Sun Sentinel Palm Beach Edition
Big banks see clouds amid mixed Q1 results
NEW YORK — Big banks warned of an “uncertain” year ahead in the wake of mixed financial results during the first quarter in an environment of stubbornly high inflation and geopolitical clashes in Europe, the Middle East and elsewhere.
JPMorgan reported a modest 6% rise in profits Friday while profits at Wells Fargo and Citigroup declined, although both topped Wall Street expectations.
“Many economic indicators continue to be favorable.
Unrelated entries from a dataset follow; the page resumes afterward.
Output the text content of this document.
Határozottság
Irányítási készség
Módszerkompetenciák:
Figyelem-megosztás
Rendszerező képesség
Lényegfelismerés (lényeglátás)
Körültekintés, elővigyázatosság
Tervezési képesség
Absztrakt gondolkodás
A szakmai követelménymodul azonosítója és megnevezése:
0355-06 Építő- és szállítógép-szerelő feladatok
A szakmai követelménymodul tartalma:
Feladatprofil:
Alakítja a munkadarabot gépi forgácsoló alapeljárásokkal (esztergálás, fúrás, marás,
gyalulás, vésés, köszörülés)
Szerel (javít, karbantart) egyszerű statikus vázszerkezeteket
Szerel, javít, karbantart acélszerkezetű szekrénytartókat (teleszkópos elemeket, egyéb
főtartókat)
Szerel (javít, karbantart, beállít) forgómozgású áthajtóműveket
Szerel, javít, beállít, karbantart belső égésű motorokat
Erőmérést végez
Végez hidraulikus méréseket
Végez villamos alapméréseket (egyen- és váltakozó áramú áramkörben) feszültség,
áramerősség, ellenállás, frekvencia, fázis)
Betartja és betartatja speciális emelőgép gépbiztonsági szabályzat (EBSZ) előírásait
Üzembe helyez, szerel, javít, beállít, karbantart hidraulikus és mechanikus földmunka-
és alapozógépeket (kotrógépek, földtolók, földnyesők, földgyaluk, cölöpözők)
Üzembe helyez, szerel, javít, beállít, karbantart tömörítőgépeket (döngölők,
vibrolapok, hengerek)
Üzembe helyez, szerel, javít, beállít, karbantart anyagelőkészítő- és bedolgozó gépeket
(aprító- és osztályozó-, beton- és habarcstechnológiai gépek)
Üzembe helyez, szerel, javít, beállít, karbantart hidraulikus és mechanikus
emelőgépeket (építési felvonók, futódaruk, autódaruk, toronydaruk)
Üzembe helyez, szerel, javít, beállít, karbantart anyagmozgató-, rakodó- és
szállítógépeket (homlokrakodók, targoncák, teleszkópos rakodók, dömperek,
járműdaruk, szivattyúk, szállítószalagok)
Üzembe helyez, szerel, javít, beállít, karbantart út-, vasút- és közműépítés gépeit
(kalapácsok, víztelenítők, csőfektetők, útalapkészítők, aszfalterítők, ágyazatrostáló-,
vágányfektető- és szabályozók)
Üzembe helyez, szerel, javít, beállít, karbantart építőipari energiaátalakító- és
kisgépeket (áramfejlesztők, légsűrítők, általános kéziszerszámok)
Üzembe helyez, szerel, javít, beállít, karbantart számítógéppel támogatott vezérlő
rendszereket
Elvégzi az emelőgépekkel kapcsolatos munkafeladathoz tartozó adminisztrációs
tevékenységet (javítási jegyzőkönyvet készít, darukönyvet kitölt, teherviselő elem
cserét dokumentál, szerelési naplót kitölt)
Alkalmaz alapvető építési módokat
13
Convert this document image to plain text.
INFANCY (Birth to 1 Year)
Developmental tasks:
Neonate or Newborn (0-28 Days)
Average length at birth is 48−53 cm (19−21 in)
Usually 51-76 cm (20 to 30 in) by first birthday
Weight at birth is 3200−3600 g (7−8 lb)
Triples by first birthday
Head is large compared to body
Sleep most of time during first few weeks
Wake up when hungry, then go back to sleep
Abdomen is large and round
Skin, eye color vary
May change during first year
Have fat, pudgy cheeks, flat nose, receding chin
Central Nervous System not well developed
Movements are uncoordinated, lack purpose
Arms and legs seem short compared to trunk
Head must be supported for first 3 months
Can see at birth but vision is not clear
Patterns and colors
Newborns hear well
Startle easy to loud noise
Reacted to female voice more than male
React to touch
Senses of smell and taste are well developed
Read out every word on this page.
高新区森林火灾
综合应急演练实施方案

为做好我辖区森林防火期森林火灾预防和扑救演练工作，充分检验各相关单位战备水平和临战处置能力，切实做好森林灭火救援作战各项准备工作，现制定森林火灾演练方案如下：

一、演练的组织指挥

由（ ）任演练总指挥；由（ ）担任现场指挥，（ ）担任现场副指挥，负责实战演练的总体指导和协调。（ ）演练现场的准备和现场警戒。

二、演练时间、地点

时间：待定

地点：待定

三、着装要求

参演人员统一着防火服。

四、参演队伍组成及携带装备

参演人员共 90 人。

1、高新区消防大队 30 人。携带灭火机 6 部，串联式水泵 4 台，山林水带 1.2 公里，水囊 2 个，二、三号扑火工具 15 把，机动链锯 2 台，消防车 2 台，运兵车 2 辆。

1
However, looking ahead, we remain alert to a number of significant uncertain forces,” JPMorgan CEO Jamie Dimon said, citing the wars in Gaza and
Ukraine as well as other geopolitical pressures, high levels of government spending across the world and “persistent inflationary pressures.”
Dimon used language Friday that was similar to what he told investors Monday in his annual shareholder letter.
In that letter, Dimon warned that geopolitical events, including the war in Ukraine and the Israel-Hamas war, as well as U.S. political polarization, could be creating an environment that “may very well be creating risks that could eclipse anything since World War II.”
Dimon’s letter seemed prophetic two days later when the U.S. released hotterthan-expected inflation data for March, putting uncomfortably high consumer prices back at the top of agenda for policymakers, particularly President Joe Biden in his bid for a second term in the White House.
JPMorgan, the nation’s largest bank, earned a profit of $13.42 billion, or $4.44 a share, compared with a profit of $12.62 billion, or $4.10 a share, in the same period a year earlier.
Wells Fargo issued its first earnings report since the Biden administration eased some of the restrictions on the bank after a series of scandals. Wells earned $4.6 billion in the first quarter, or $1.20 a share, beating analyst estimates of $1.06 a share.
Citigroup earned $3.37 billion, or $1.58 a share, compared with a profit of $4.6 billion, or $2.19 a share, a year earlier.